Saṃsāra-duḥkha: Karmic Descent, Garbhavāsa, Life’s Anxieties, Death, and the Call to Jñāna-Bhakti
मनुष्यत्वेऽपि यदा स्त्रीपुरुषयोर्व्यवायस्तत्समयेरेतो यदा जरायुं प्रविशति तदैव कर्मवशाज्जंतुः शुक्रेण सह जरायुं प्रविश्य शुक्रशोणितकलले प्रवर्त्तते ॥ ९ ॥
manuṣyatve'pi yadā strīpuruṣayorvyavāyastatsamayereto yadā jarāyuṃ praviśati tadaiva karmavaśājjaṃtuḥ śukreṇa saha jarāyuṃ praviśya śukraśoṇitakalale pravarttate || 9 ||
Even in human birth, when a woman and a man unite, at that very time—when the semen enters the womb—the embodied being, driven by its past actions (karma), enters the womb along with the semen and begins its course within the embryo formed from semen and blood.
Sanatkumara (in instruction to Narada)
Vrata: none
Primary Rasa: karuna
Secondary Rasa: shanta
It frames conception as a karmic event: the jīva’s entry into embodiment is not random but governed by prior actions, reinforcing responsibility and the moral law of karma across births.

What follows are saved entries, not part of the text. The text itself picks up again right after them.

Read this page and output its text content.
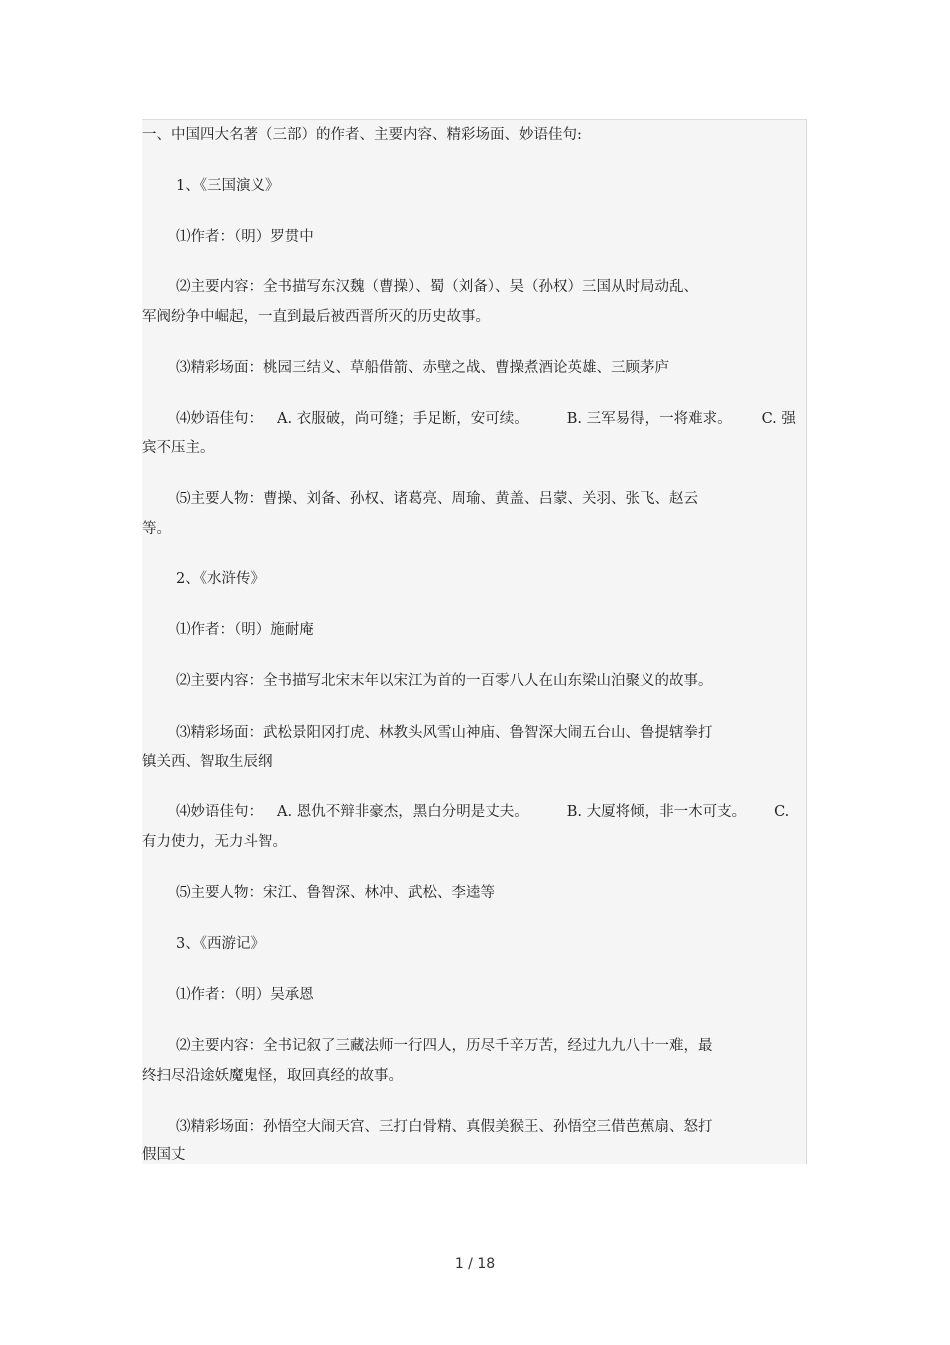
一、中国四大名著（三部）的作者、主要内容、精彩场面、妙语佳句:
1、《三国演义》
⑴作者：（明）罗贯中
⑵主要内容：全书描写东汉魏（曹操）、蜀（刘备）、吴（孙权）三国从时局动乱、
军阀纷争中崛起，一直到最后被西晋所灭的历史故事。
⑶精彩场面：桃园三结义、草船借箭、赤壁之战、曹操煮酒论英雄、三顾茅庐
⑷妙语佳句： A. 衣服破，尚可缝；手足断，安可续。	B. 三军易得，一将难求。 C. 强
宾不压主。
⑸主要人物：曹操、刘备、孙权、诸葛亮、周瑜、黄盖、吕蒙、关羽、张飞、赵云
等。
2、《水浒传》
⑴作者：（明）施耐庵
⑵主要内容：全书描写北宋末年以宋江为首的一百零八人在山东梁山泊聚义的故事。
⑶精彩场面：武松景阳冈打虎、林教头风雪山神庙、鲁智深大闹五台山、鲁提辖拳打
镇关西、智取生辰纲
⑷妙语佳句： A. 恩仇不辩非豪杰，黑白分明是丈夫。	B. 大厦将倾，非一木可支。 C.
有力使力，无力斗智。
⑸主要人物：宋江、鲁智深、林冲、武松、李逵等
3、《西游记》
⑴作者：（明）吴承恩
⑵主要内容：全书记叙了三藏法师一行四人，历尽千辛万苦，经过九九八十一难，最
终扫尽沿途妖魔鬼怪，取回真经的故事。
⑶精彩场面：孙悟空大闹天宫、三打白骨精、真假美猴王、孙悟空三借芭蕉扇、怒打
假国丈
1 / 18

While the verse is primarily about rebirth through karma, it sets the problem Bhakti resolves: bondage to repeated embodiment. Devotion to the Lord is taught elsewhere in the Narada Purana as the means to transcend karmic compulsion and saṃsāra.
It aligns most closely with traditional garbha/śārīra reflection used in Dharma and śāstra instruction (ethical motivation through awareness of saṃsāra), rather than a specific Vedāṅga like Vyākaraṇa or Jyotiṣa.